Le Data Act comprend plusieurs volets complémentaires :

  • les droits d’accès et de partage pour les utilisateurs de produits connectés et de services associés (chapitre II) ;
  • les obligations de partage imposé entre entreprises et la protection contre les déséquilibres contractuels (chapitres III et IV) ;
  • le partage à destination du secteur public en cas de besoin exceptionnel (chapitre V) ;
  • ainsi que, dans ses chapitres suivants, la portabilité et l’interopérabilité des services de traitement de données (chapitre VI), la protection contre les transferts illicites vers des pays tiers (chapitre VII), ou encore la coopération entre autorités compétentes (chapitre IX).
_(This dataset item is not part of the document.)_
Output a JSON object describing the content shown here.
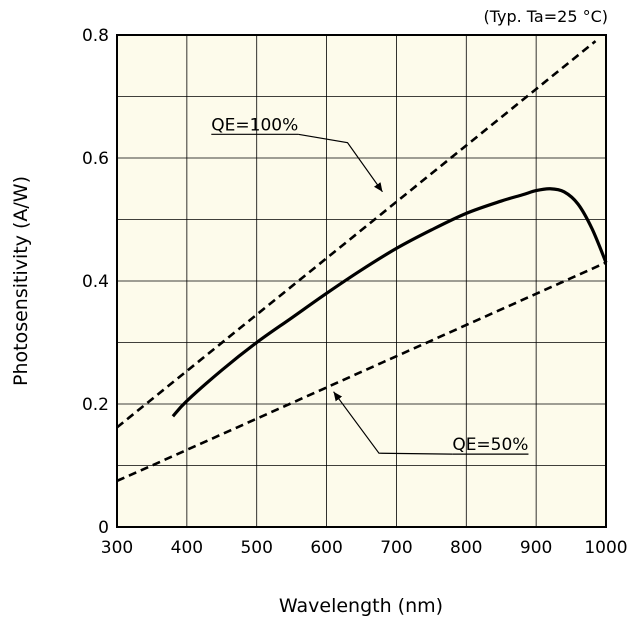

Le texte s’applique à tous les acteurs économiques, qu’ils soient établis ou non dans l’Union, dès lors qu’ils mettent des produits connectés ou services associés sur le marché européen, ou fournissent leur services de traitement de données à des clients situés dans l’UE. Il repose sur une approche horizontale, couvrant tant les données à caractère personnel que non personnel.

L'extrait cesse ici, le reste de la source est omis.